Senate Majority Leader Mitch McConnell's excuse that the Senate lacks time to consider bipartisan prison and sentencing reforms rings lame, especially in a season when many Americans are working brutally long hours to meet the demands of their jobs.
More likely, McConnell wants to avoid a public fight inside his Republican caucus, a fight sparked by retrograde Sens. Tom Cotton of Arkansas, Ted Cruz of Texas and others unwilling to do the smallest thing to trim the huge costs — in dollars and human potential — that mass incarceration inflicts on our country.
McConnell should let the Senate vote. Given the support the bill has on both sides of the aisle, getting the 60 votes to end a filibuster should not be hard.
Then this Congress could claim a genuine bipartisan achievement.
And McConnell, master of obstruction, could claim some credibility for his recent appeal for bipartisanship from the Democratic House that takes office in January.
Speaker Paul Ryan says the Senate version of the First Step Act would zip through the House. President Donald Trump says he is eager to sign it. The package of modest reforms has support on the right from evangelical Christians, some big Republican donors, including the Kochs, and Kentucky Sen. Rand Paul, and on the left from the American Civil Liberties Union, the Center for American Progress and Sen. Cory Booker of New Jersey.
Given that the United States imprisons a greater share of its people than any nation, the First Step Act is just that, a first step. But it's taken years of debate and compromise to reach the consensus behind even that first step.
If this Congress fails to approve the bill, the new Congress would have to start all over. It could take still more years to reach another compromise and consensus. Meanwhile, real people, real families, real communities are suffering in ways that both Republicans and Democrats now serving in Congress are ready to relieve.
Contrary to opponents' scary warnings, the First Step Act would not flood the streets with felons. It applies only to federal courts and prisons which account for 181,185 of the more than 2 million Americans who are in prison or jails.
If it becomes law, maybe 7,000 people now in prison could win release, through retroactive increases in time off for good behavior and a reduction in the punishment for crack cocaine offenses. Congress in 2010 reduced the huge disparity in punishments between crack and powdered cocaine. Because crack was more prevalent in black neighborhoods, the law had produced an imbalance that's held up as evidence of race-based injustice.
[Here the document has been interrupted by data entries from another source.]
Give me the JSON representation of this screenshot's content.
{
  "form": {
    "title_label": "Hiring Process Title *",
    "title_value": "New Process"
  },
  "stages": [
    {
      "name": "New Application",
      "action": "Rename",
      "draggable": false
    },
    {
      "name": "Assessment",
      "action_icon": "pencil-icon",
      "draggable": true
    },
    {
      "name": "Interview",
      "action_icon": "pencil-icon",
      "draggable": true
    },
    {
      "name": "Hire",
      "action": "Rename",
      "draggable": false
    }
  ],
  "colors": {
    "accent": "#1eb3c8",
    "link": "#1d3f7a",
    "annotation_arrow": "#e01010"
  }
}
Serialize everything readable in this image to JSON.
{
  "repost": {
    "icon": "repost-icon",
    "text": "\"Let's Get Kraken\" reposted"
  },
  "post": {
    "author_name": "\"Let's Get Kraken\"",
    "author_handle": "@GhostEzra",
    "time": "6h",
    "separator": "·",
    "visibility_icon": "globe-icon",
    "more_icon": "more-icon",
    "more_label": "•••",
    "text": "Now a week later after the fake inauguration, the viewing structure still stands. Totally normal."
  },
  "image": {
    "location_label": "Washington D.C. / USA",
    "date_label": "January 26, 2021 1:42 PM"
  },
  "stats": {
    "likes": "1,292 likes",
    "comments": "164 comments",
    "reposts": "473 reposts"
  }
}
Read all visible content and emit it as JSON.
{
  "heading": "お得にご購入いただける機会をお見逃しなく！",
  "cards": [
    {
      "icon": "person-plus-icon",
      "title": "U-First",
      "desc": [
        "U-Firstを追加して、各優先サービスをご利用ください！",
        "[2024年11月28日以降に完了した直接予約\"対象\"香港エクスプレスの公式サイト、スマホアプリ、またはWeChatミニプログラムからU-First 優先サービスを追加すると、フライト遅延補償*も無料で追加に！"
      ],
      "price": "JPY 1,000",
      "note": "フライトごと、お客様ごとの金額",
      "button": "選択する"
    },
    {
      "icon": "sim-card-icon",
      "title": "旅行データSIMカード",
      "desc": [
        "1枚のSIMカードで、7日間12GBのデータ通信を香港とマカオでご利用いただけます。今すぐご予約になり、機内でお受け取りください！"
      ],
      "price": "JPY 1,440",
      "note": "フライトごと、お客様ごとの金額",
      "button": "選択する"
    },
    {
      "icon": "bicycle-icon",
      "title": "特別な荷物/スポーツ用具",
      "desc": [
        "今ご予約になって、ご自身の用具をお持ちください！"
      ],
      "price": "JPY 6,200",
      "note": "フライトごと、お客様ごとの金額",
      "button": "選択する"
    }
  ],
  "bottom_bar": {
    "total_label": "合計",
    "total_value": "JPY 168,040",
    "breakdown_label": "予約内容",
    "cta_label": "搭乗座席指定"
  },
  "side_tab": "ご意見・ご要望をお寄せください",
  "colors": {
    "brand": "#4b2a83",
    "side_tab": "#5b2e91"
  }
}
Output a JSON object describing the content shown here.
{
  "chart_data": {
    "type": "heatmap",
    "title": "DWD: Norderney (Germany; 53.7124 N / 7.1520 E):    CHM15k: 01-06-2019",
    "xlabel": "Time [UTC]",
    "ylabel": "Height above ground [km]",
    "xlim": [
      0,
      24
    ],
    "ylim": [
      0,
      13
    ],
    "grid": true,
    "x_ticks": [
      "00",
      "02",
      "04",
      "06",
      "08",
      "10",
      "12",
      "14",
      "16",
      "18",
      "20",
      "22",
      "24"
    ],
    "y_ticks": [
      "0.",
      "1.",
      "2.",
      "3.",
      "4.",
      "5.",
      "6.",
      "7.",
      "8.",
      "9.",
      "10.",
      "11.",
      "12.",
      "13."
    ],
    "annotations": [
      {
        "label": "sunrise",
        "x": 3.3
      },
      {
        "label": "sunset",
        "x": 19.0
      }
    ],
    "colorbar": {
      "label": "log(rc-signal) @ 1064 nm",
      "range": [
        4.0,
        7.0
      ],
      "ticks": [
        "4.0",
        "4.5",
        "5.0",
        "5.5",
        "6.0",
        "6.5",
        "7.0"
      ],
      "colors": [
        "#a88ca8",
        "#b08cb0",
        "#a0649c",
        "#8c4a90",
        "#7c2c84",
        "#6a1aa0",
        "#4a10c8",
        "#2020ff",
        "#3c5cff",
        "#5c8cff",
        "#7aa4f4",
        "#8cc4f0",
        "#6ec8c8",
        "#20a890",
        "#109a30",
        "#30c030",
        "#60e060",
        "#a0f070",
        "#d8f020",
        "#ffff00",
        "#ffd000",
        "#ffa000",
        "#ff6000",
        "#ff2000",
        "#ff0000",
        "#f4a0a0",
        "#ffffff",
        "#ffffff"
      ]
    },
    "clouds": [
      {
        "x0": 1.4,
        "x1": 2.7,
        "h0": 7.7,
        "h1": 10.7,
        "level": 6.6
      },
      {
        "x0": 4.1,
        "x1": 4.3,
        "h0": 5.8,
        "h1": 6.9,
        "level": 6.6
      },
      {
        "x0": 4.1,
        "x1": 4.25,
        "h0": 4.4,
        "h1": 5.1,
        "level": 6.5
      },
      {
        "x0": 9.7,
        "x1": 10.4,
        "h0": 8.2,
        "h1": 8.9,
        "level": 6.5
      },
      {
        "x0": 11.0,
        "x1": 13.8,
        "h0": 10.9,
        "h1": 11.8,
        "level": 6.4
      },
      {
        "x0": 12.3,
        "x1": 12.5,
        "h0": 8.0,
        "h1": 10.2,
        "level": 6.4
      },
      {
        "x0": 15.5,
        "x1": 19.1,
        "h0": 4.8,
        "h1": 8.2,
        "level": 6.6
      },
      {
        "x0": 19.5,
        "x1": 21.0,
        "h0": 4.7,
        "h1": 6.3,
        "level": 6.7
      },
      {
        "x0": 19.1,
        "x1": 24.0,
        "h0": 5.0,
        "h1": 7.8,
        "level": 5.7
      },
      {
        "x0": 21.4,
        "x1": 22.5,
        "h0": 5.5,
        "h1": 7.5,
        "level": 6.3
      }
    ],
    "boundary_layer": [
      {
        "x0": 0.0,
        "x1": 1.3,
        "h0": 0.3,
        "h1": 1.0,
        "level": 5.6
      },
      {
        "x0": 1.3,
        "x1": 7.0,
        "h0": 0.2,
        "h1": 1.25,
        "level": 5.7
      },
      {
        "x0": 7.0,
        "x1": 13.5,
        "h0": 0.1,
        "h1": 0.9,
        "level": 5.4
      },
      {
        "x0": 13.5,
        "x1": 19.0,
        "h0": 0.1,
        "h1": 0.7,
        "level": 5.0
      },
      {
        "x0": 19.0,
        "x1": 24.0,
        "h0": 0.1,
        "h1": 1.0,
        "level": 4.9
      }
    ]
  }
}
In the future, federal judges would have the authority to skirt mandatory minimum sentences for more nonviolent drug offenders; an estimated 2,000 people a year would be eligible. The bill reduces some mandatory sentences, the "three strikes penalty" and the number of people who could receive extra years for committing a crime while holding a gun.
It pumps $375 million into job training and rehab programs and gives inmates the chance to earn 10 days in halfway houses or in-home supervision for every 30 days spent in rehab and job training. (Former Attorney General Jeff Sessions slashed funding for halfway houses and dismantled efforts to improve education in federal prisons.)
The bill also enshrines in law what many consider basic decency, such as providing women with free sanitary supplies and not shackling them while giving birth and not holding juveniles in solitary confinement.
The House overwhelmingly passed the bill earlier this year; bipartisan negotiators in the Senate have strengthened it. McConnell should put it to a vote.